É talvez por isso a razão pela qual, enquanto a imprensa internacional e boa parte da nacional tem difundido essas conclusões científicas, o diário golpista El Mercúrio e outros de seu tipo tenham silenciado o informe ou lhe dedicaram 7 ou 8 linhas em sua última página de modo a que ninguém saiba nada, ou que “falta um ano para saber a verdade”.

Sabem que mentem, preocupados com que se assuma a verdade do que ocorreu, que é transcendental. Afinal, há que lembrar que o jornal da família Edwards, parte operacional da CIA no golpe de 1973, publicou no seguinte da morte de Neruda que o grande chileno tinha morrido como “consequência de uma parada cardíaca produzida por uma injeção que lhe aplicaram”. Versão que contrastava com os informe médicos mas que tinha sido útil para avançar nas provas deste crime da ditadura. Fica claro que essa gente do Mercúrio sabia de algo, como uma injeção no abdome do poeta.

E por que dizemos que se avançou mais com o que se comenta nestes dias?

Pela simples razão de que embora a objetividade científica dos especialistas os leva com toda razão a continuar investigando a natureza do novo elemento estranho que agora detectaram no corpo de Neruda, o objetivo é que as conclusões já de consenso não deixam dúvida da ação da ditadura.

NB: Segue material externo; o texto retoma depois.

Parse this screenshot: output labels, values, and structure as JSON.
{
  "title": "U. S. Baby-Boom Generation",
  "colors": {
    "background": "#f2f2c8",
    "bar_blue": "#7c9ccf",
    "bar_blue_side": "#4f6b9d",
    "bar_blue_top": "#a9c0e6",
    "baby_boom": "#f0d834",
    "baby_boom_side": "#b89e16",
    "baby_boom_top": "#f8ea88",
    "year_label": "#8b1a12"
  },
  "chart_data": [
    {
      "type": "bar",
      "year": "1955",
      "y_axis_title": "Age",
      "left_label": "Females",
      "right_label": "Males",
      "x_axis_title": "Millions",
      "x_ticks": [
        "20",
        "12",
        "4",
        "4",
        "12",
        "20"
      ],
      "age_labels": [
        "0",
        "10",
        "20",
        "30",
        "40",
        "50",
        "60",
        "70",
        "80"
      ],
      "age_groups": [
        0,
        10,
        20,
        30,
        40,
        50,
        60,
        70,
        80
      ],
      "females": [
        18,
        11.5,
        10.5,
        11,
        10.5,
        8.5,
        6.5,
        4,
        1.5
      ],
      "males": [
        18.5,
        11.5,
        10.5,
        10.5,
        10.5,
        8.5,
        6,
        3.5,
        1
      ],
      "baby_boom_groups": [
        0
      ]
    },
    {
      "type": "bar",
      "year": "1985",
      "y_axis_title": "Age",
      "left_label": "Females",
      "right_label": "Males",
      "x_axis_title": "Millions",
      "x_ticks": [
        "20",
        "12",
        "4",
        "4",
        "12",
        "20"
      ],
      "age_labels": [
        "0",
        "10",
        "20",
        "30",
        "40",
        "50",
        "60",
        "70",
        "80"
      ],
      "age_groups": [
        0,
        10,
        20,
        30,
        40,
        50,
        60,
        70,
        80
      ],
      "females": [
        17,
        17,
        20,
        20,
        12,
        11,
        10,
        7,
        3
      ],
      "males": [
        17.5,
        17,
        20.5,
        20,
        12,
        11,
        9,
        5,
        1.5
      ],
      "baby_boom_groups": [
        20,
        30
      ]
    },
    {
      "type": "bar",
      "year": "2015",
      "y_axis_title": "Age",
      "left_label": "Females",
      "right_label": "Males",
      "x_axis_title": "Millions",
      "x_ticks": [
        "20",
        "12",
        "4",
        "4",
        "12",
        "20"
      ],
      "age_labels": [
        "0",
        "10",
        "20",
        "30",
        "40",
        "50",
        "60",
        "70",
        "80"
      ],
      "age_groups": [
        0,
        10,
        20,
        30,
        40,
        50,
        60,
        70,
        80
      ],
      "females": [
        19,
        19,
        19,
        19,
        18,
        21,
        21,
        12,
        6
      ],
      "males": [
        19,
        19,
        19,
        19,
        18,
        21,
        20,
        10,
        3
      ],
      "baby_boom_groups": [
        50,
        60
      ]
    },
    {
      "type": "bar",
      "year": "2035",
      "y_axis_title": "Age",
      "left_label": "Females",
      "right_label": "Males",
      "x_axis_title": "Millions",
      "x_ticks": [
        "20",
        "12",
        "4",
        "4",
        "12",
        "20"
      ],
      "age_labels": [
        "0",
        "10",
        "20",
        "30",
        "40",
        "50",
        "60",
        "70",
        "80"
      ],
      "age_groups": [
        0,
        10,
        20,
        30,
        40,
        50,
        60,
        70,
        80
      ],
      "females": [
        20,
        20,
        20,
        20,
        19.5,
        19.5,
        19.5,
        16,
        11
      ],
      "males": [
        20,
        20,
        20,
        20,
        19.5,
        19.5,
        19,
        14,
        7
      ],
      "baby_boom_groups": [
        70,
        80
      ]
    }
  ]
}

Vejamos o que mostra o documento de consenso depois de anos de investigação em diferentes laboratórios e de confrontar durante uma semana os resultados de cada um. O relatório científico final sobre os temas específicos de caráter genômica e protônica, conclui categoricamente na “absoluta falsidade do certificado de morte emitida na data ao demonstrar que a tal “caquexia” que Neruda tinha padecido e que o certificado atribuía como “causa da morte” era absolutamente falsa. Ou seja, que nunca existiu tal caquexia e a prova disso é abundante no expediente judicial.

Como consequência, o certificado de morte até hoje conhecido é inteiramente falso. Assim, conclusivamente.

Contudo, há mais. Os cientistas concordam também que, se bem não haver dúvida de que o poeta padecia efetivamente de câncer, não há prova alguma de que seu estado fosse terminal e, ao contrário, sim há de que podia viver mais tempo.

Também está confirmado o fato gravíssimo de que precisamente por seu estado, na clínica Santa Maria, nunca se lhe ministraram o tratamento adequado, somente calmantes. Portanto, na improvável hipótese de que tivesse morrido efetivamente de câncer, isso teria ocorrido porque o deixaram morrer, porque não lhe deram nenhum tratamento.

Como se todo o dito não fosse suficiente, finalmente as conclusões do Painel indicam a presença de outro elementos tóxico, descoberto nas recentes análises de laboratórios e que vai ser mais pesquisado, não descarta a possibilidade de que sua morte foi devida a ação de terceiras pessoas., Ou seja, o informe que acabamos de conhecer constitui nem mais nem menos que uma afirmação que supera as hipóteses até agora aceitas.

Por isso afirmamos que mesmo permanecendo algumas interrogações e outro trecho de caminho por percorrer, já está definitivamente estabelecida a falsidade absoluta do certificado de morte emitido em setembro de 1973.

E é por isso que para todos os que em cada lugar do mundo apreciamos a verdade e a justiça como direitos fundamentais do ser humano, as conclusões do Painel Internacional de Especialistas designados pelo tribunal da causa, aberta pra investigar as causas reais da morte do poeta Pablo Neruda, resultam não só importantíssimas, fundadas, e além disso emocionam.

Conheça quem é quem

É importante conhecer os 16 profissionais, estrangeiros e chilenos, que conformam esse Painel e que, por unanimidade, concluíram como foi mostrado.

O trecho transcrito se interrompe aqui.